OBJECTIVE:Lipoprotein-associated phospholipase A2 (Lp-PLA2) is an enzyme predominantly bound to low-density lipoprotein (LDL). Lp-PLA2 is recognized as playing a key role in inflammatory processes and the development of atherosclerosis. This study aimed to investigate whether Lp-PLA2 is related to subclinical atherosclerosis, independently from traditional risk factors, in a general Japanese population by analyses of both the observational study and Mendelian randomization using V279F polymorphism.

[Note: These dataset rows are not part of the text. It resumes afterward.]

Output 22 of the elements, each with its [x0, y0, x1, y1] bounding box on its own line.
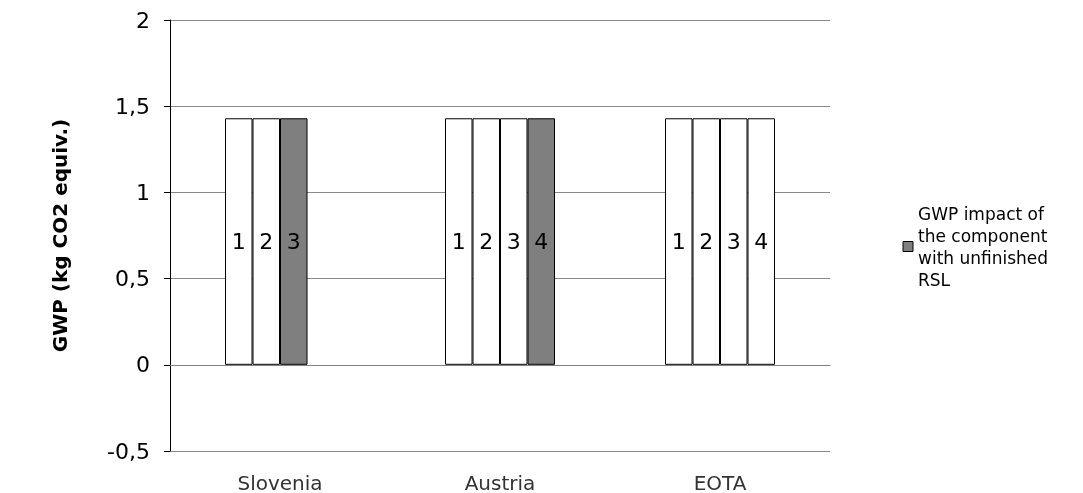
- text: 2: [699, 229, 714, 255]
- text: 1: [671, 229, 686, 255]
- y-tick-label: 0,5: [115, 266, 150, 292]
- y-tick-label: 1: [136, 179, 150, 205]
- text: 1: [451, 229, 466, 255]
- legend-label: GWP impact of the component with unfinished RSL: [918, 203, 1054, 290]
- x-tick-label: Slovenia: [237, 471, 323, 493]
- y-axis-title: GWP (kg CO2 equiv.): [48, 118, 72, 353]
- y-tick-label: -0,5: [107, 438, 150, 464]
- text: 3: [506, 229, 521, 255]
- series-label: 1: [231, 229, 246, 255]
- y-tick-label: 0: [136, 352, 150, 378]
- series-label: 4: [534, 229, 549, 255]
- text: 3: [726, 229, 741, 255]
- x-tick-label: EOTA: [693, 471, 747, 493]
- y-tick-label: 1,5: [115, 93, 150, 119]
- text: 4: [754, 229, 769, 255]
- text: 2: [479, 229, 494, 255]
- series-label: 2: [259, 229, 274, 255]
- series-label: 3: [286, 229, 301, 255]
- x-tick-label: Austria: [464, 471, 536, 493]
- y-tick-label: 2: [136, 7, 150, 33]
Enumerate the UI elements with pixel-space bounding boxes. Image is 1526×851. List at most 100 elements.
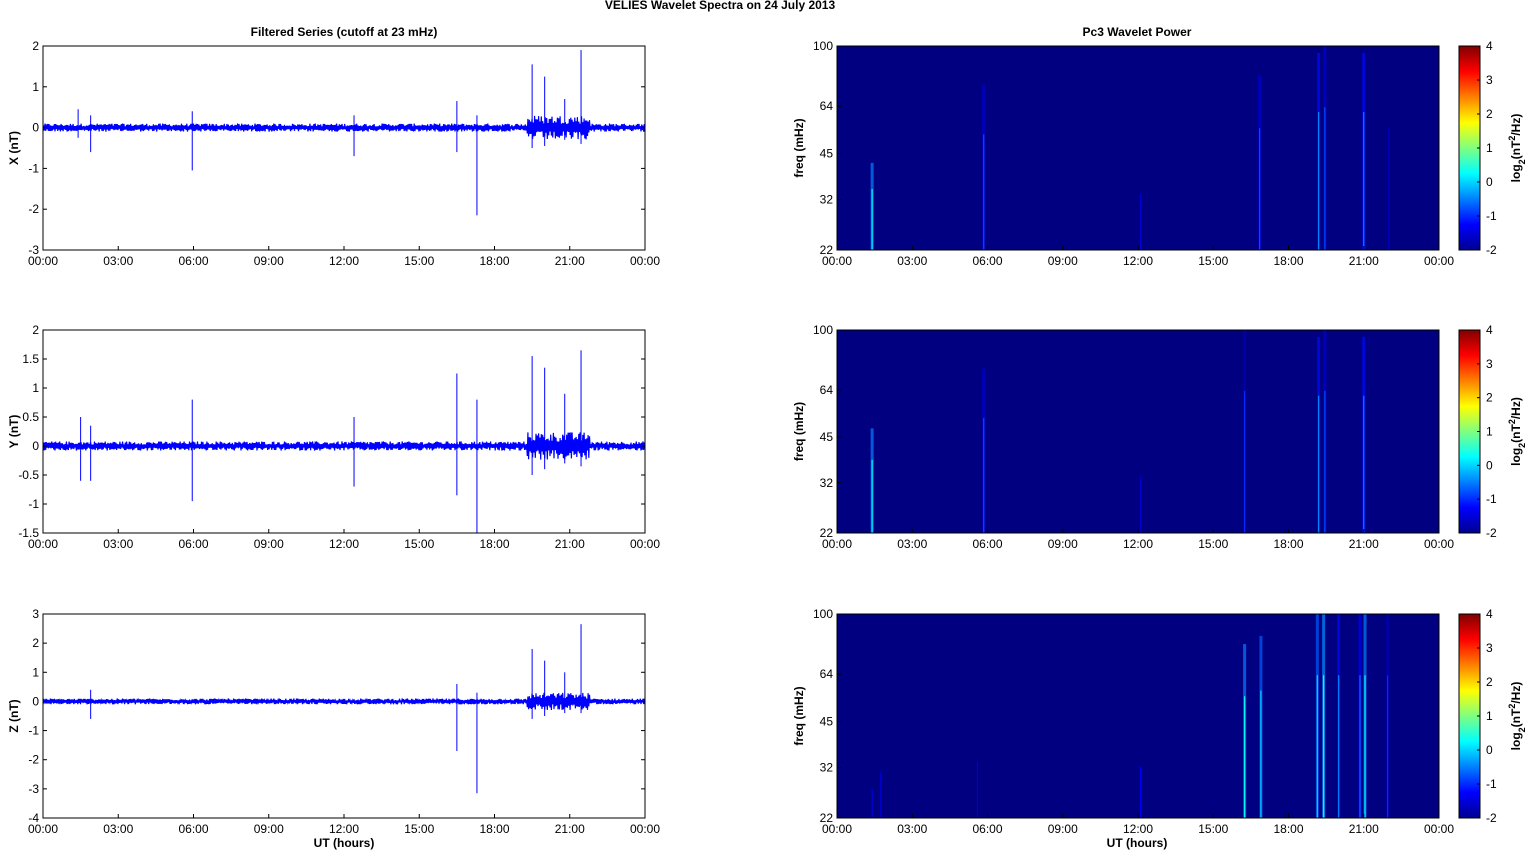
x-xtick-label: 18:00 xyxy=(1273,822,1303,836)
x-xtick-label: 18:00 xyxy=(1273,537,1303,551)
ytick-label: 100 xyxy=(813,607,833,621)
x-xtick-label: 06:00 xyxy=(178,822,208,836)
ylabel: Z (nT) xyxy=(7,699,21,732)
ylabel: freq (mHz) xyxy=(792,118,806,177)
x-xtick-label: 12:00 xyxy=(1123,254,1153,268)
x-xtick-label: 00:00 xyxy=(1424,822,1454,836)
ytick-label: 45 xyxy=(820,147,834,161)
heatmap-streak-core xyxy=(1318,395,1320,533)
left-xlabel: UT (hours) xyxy=(314,836,375,850)
figure-suptitle: VELIES Wavelet Spectra on 24 July 2013 xyxy=(605,0,836,12)
heatmap-streak-core xyxy=(1338,675,1340,818)
colorbar-tick-label: 1 xyxy=(1486,141,1493,155)
heatmap-streak-core xyxy=(1139,193,1142,250)
colorbar-tick-label: 0 xyxy=(1486,743,1493,757)
heatmap-streak-core xyxy=(983,417,985,533)
heatmap-streak-core xyxy=(880,771,882,818)
x-xtick-label: 00:00 xyxy=(630,537,660,551)
ytick-label: -1.5 xyxy=(18,526,39,540)
x-xtick-label: 03:00 xyxy=(897,537,927,551)
ytick-label: 32 xyxy=(820,761,834,775)
colorbar-tick-label: -2 xyxy=(1486,526,1497,540)
ytick-label: 45 xyxy=(820,430,834,444)
ytick-label: 100 xyxy=(813,39,833,53)
heatmap-background xyxy=(837,330,1439,533)
x-xtick-label: 21:00 xyxy=(555,537,585,551)
ytick-label: 64 xyxy=(820,383,834,397)
ytick-label: 22 xyxy=(820,526,834,540)
colorbar-tick-label: -2 xyxy=(1486,811,1497,825)
heatmap-streak-core xyxy=(1259,128,1261,250)
colorbar xyxy=(1458,613,1481,819)
line-plot-area xyxy=(43,330,645,533)
ytick-label: -2 xyxy=(28,202,39,216)
heatmap-streak-core xyxy=(1363,112,1365,250)
x-xtick-label: 09:00 xyxy=(254,254,284,268)
colorbar-tick-label: 4 xyxy=(1486,39,1493,53)
ytick-label: 2 xyxy=(32,323,39,337)
ytick-label: 45 xyxy=(820,715,834,729)
heatmap-streak-core xyxy=(1386,675,1389,818)
x-xtick-label: 03:00 xyxy=(897,822,927,836)
ytick-label: 0 xyxy=(32,694,39,708)
colorbar-tick-label: 2 xyxy=(1486,107,1493,121)
chart-panels: -3 -2 -1 0 1 2 00:00 03:00 06:00 09:00 12:00 15:00 1… xyxy=(7,39,1526,836)
heatmap-streak-core xyxy=(1324,390,1326,533)
heatmap-streak-core xyxy=(1244,696,1246,818)
ytick-label: 64 xyxy=(820,667,834,681)
x-xtick-label: 09:00 xyxy=(1048,822,1078,836)
x-xtick-label: 06:00 xyxy=(972,537,1002,551)
x-xtick-label: 21:00 xyxy=(555,254,585,268)
x-xtick-label: 00:00 xyxy=(822,537,852,551)
x-xtick-label: 12:00 xyxy=(329,537,359,551)
ytick-label: 32 xyxy=(820,193,834,207)
ytick-label: 1.5 xyxy=(22,352,39,366)
colorbar-label: log2(nT2/Hz) xyxy=(1507,114,1526,183)
heatmap-streak-core xyxy=(1139,766,1142,818)
heatmap-streak-core xyxy=(1364,675,1366,818)
x-xtick-label: 21:00 xyxy=(1349,537,1379,551)
colorbar xyxy=(1458,329,1481,534)
heatmap-streak-core xyxy=(871,459,873,533)
x-xtick-label: 15:00 xyxy=(1198,822,1228,836)
ytick-label: 0.5 xyxy=(22,410,39,424)
colorbar-tick-label: 3 xyxy=(1486,73,1493,87)
x-xtick-label: 18:00 xyxy=(1273,254,1303,268)
colorbar-label: log2(nT2/Hz) xyxy=(1507,682,1526,751)
ytick-label: -2 xyxy=(28,753,39,767)
ylabel: Y (nT) xyxy=(7,415,21,449)
x-xtick-label: 00:00 xyxy=(28,537,58,551)
x-xtick-label: 09:00 xyxy=(254,822,284,836)
colorbar-tick-label: 3 xyxy=(1486,641,1493,655)
x-xtick-label: 03:00 xyxy=(103,822,133,836)
ytick-label: -3 xyxy=(28,782,39,796)
ylabel: freq (mHz) xyxy=(792,402,806,461)
x-xtick-label: 09:00 xyxy=(1048,537,1078,551)
ytick-label: -1 xyxy=(28,724,39,738)
x-xtick-label: 03:00 xyxy=(103,537,133,551)
ytick-label: 2 xyxy=(32,39,39,53)
ytick-label: 3 xyxy=(32,607,39,621)
heatmap-streak-core xyxy=(1363,395,1365,533)
ytick-label: 0 xyxy=(32,439,39,453)
ylabel: X (nT) xyxy=(7,131,21,165)
colorbar-tick-label: 4 xyxy=(1486,607,1493,621)
x-xtick-label: 06:00 xyxy=(972,254,1002,268)
heatmap-streak-core xyxy=(1139,476,1142,533)
ytick-label: -4 xyxy=(28,811,39,825)
colorbar-label: log2(nT2/Hz) xyxy=(1507,397,1526,466)
heatmap-streak-core xyxy=(1316,675,1318,818)
x-xtick-label: 18:00 xyxy=(479,254,509,268)
ytick-label: -1 xyxy=(28,497,39,511)
left-column-title: Filtered Series (cutoff at 23 mHz) xyxy=(251,25,438,39)
heatmap-streak-core xyxy=(1359,675,1361,818)
x-xtick-label: 15:00 xyxy=(404,254,434,268)
colorbar-tick-label: -2 xyxy=(1486,243,1497,257)
x-xtick-label: 00:00 xyxy=(630,822,660,836)
colorbar-tick-label: 2 xyxy=(1486,675,1493,689)
x-xtick-label: 00:00 xyxy=(28,254,58,268)
x-xtick-label: 15:00 xyxy=(1198,254,1228,268)
x-xtick-label: 18:00 xyxy=(479,537,509,551)
x-xtick-label: 21:00 xyxy=(1349,254,1379,268)
ytick-label: 100 xyxy=(813,323,833,337)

METHODS AND RESULTS: We cross-sectionally examined community-based sample of 929 Japanese men aged 40-79 years, without statin treatment, who were randomly selected from the resident registration. Multiple regression analyses of Lp-PLA2 activity and concentration were undertaken separately for men aged 40-49 years and 50-79 years, to clarify interactions of age and Lp-PLA2. Lp-PLA2 activity for men aged 50-79 years was significantly and positively related to intima-media thickness (IMT) (P = 0.013) and plaque index (P = 0.008) independent of traditional risk factors including small LDL particles, but not to coronary artery calcification (CAC) score. Associations with Lp-PLA2 concentration were qualitatively similar to those of activity. Corresponding relationships were not observed in men aged 40-49 years. Mendelian randomization analyses based on V279F genotype did not show any significant associations with subclinical atherosclerosis, although the homozygote and heterozygote of V279F showed low Lp-PLA2 activity and concentration. CONCLUSIONS:Lp-PLA2 activity in Japanese men aged 50-79 years was associated significantly and positively with IMT and plaque in the carotid artery but Mendelian randomization did not support that Lp-PLA2 is a causative factor for subclinical atherosclerosis.